D1 Minnesota finished 36-4 this season and has five 2017 players on the team that are listed by at least one service as nationally ranked players.  And on a team with all of that talent Matthew Hurt led the team in scoring (13.8 points), rebounds (7.2), blocks (78), free throw percentage (78.1%), and Efg% (58.8%).  Matthew made 55 percent of his 380 shot attempts and 36.7 percent of his threes. 



  • Ishamel El-Amin ended his summer with another pair of treys, an acrobatic finish bringing the ball to the other side of the rim on his decline to finish, and he had 13 against Team Loaded. El-Amin was scoring all AAU season long hitting 42.4 percent of his 132 three-point attempts in 40 games.  What we also liked about El-Amin against Team Loaded was how well he fought over the top the screens defensively to stop opposing guards from getting an angle to the corner.  Ishmael looks to be a much improved defender.
  • The wild bounce of Jericho Sims led him to scoring twice early, pulling down nine boards, and having two highlight dunks late: one a baseline dump-off and a the other an alley-oop at the buzzer.  Jericho’s biggest accomplishment this year has been his consistency of effort (which shows in his rebounding) numbers and how fluid Sims has been in the post.  The beauty of his right shoulder turn into a pivot to the rim or squaring up after the spin is how natural the moves are, and not something that takes thought before the action.
  • D1 Minnesota has a pair of top 100 level talents in the frontcourt in Sims and Nathan Reuvers who is committed to Wisconsin.  Sims was the team’s second leading rebounder and third leading shot blocker for the year grabbing 6.1 caroms a game with 41 blocks overall.  Sims shot 58.1 percent from the field taking between 5-6 shots a game.  Reuvers gave D1 Minnesota 11.5 points and 4.9 rebounds a game shooting 48.4 percent from the floor and 32.5 percent from the arc taking about nine shots a game.
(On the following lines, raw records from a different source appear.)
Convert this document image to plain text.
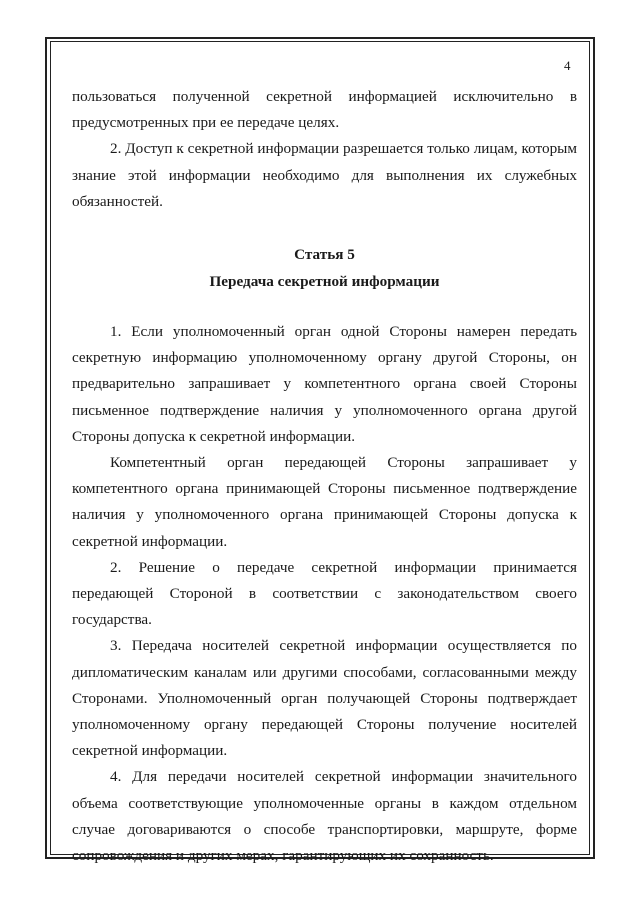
4

пользоваться полученной секретной информацией исключительно в предусмотренных при ее передаче целях.

2. Доступ к секретной информации разрешается только лицам, которым знание этой информации необходимо для выполнения их служебных обязанностей.

Статья 5
Передача секретной информации

1. Если уполномоченный орган одной Стороны намерен передать секретную информацию уполномоченному органу другой Стороны, он предварительно запрашивает у компетентного органа своей Стороны письменное подтверждение наличия у уполномоченного органа другой Стороны допуска к секретной информации.

Компетентный орган передающей Стороны запрашивает у компетентного органа принимающей Стороны письменное подтверждение наличия у уполномоченного органа принимающей Стороны допуска к секретной информации.

2. Решение о передаче секретной информации принимается передающей Стороной в соответствии с законодательством своего государства.

3. Передача носителей секретной информации осуществляется по дипломатическим каналам или другими способами, согласованными между Сторонами. Уполномоченный орган получающей Стороны подтверждает уполномоченному органу передающей Стороны получение носителей секретной информации.

4. Для передачи носителей секретной информации значительного объема соответствующие уполномоченные органы в каждом отдельном случае договариваются о способе транспортировки, маршруте, форме сопровождения и других мерах, гарантирующих их сохранность.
  • Goanar Mar, who recently committed to George Mason, is known for his outstanding defense with the ability to guard three positions.  Mar stood out offensively making a corner trey, a trey at the wing, scoring on an attack after up-faking an opponent, and also hitting foul shots on his way to 14 for the contest.  Mar scored 9.7 points a contest in 40 games with 4.2 rebounds a night and was second on the team in steals.  For a guy known for his defense the 6-foot-7 Mar made 35.6 percent of his 118 treys and sunk over 71 percent of his foul shots. 
  • Mass Rivals guard Azar Swain, a Yale commit, is commonly referred to as an undersized two but this 5-foot-10 competitor just fights and that’s the best way to explain him. Made four treys in the title game, scored 16, and battled defensively from start to finish.
  • Harvard commit Mario Haskett Jr knocked out three triples in the loss to D1 Minnesota.  Haskett was a player that Minnesota was in on last fall at the guard position but then focused on other talent.